Time to switch off

Cáit Caden

The walk of the Zombies tells its story, the blinding fear of FOMO.

Ryan Tubridy sparked a national conversation on whether we have fallen too far down the rabbit hole of social media into all its filtered wonder and forgotten how to interact with our fellow human. Tubridy fuelled this debate while doing a segment during a recent Late Late Show on how easy it is for paedophiles to contact children through social media. Although it is worrying that the unbridled use of technology by children can be dangerous, it is a fact we are familiar with. Instead, people are starting to examine the relationship between people in general and technology and just how dependant we are on it and how much of ourselves we give away while using it.

Kylie Jenner exemplified how intrusive social media can be lately as she recently removed herself from the limelight while she was pregnant with her daughter, in order to give herself complete privacy. As Jenner has grown up with the majority of her life on camera, removing herself from the public eye displays how valuable yet scarce privacy can be. The need to remove oneself from the social media sphere also indicates that too much online activity can have detrimental consequences to your health.

Our world is built around technology as multinational technology firms such as Apple and Google employ up to 10 per cent of Irish people and it seems people working there could be using their employer’s products and services while on the job. As everything else around technology is evolving around it, there is a lack of legislation around to deal with online issues which, at the moment, are brought straight to the courts instead like that of hacktivist Max Schrems.

“We are at a stage where technological advancements are rapid and legal frameworks are catching up,” said Paul Sweetman, Executive Director of Technology Ireland.

In an article on Independent.ie last year, a report by the Royal Society for Public Health was quoted stating that “the platforms that are supposed to help young people connect with each other may actually be fuelling a mental health crisis.”

However, this can be said not just for children. According to a study by Ipsos MORI, a market research organisation for the multinational professional services network Deloitte, 90 per cent of Irish people have a smart phone. The number of those over 60 years old with with a smart phone has risen to over 54 per cent.

This may seem innocuous until William Fry, an Irish corporate law firm, found that 78 per cent of people go online at work.

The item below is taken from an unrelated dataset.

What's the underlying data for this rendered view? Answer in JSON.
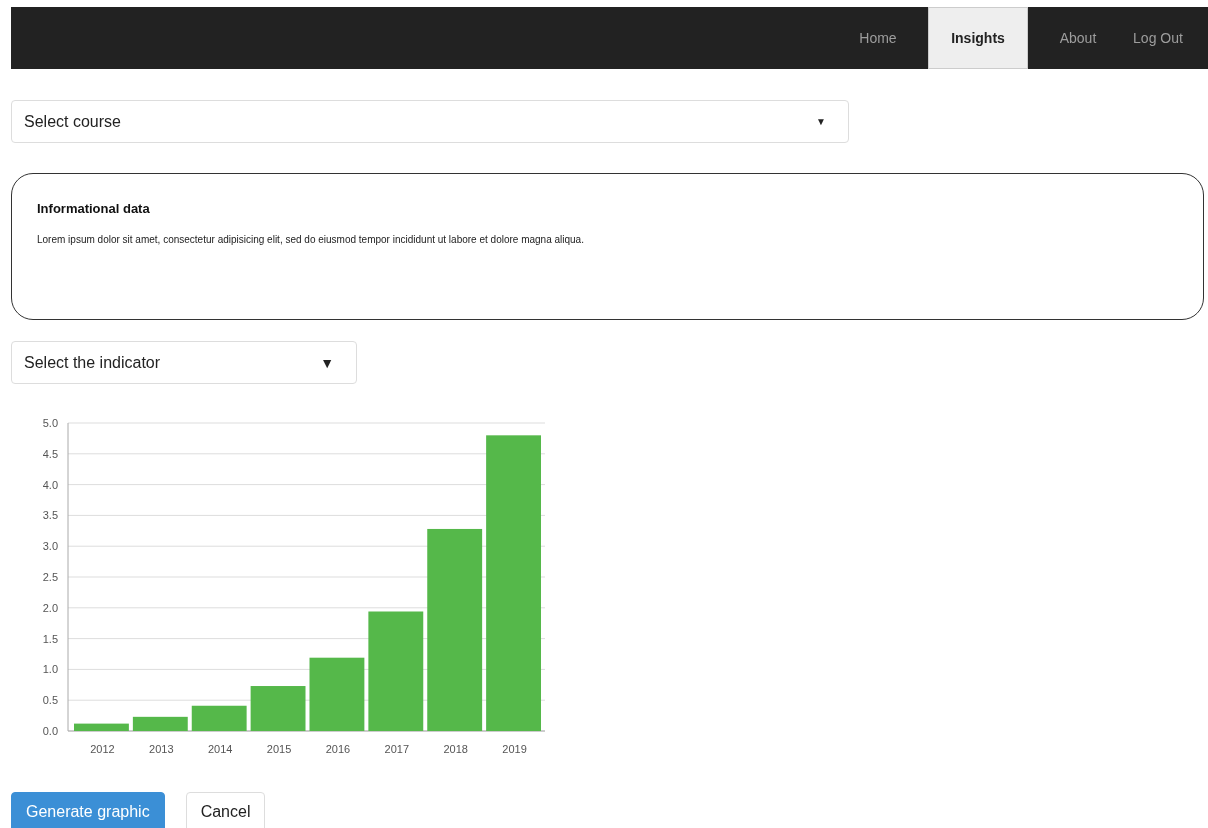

The Pew Research Centre indicates the most common reason for this is to “take a break” while at work. If this is the case the average person is rarely switching off from the chaos of public life and the correlation between the rise of the smartphone, social media and mental health cannot be ignored.

The Irish government seems to acknowledge Albert Einstein’s theory that “it has become appallingly obvious that our technology has exceeded our humanity,” as there is currently talks in the Oireachtas of setting the digital age of consent to 13 years.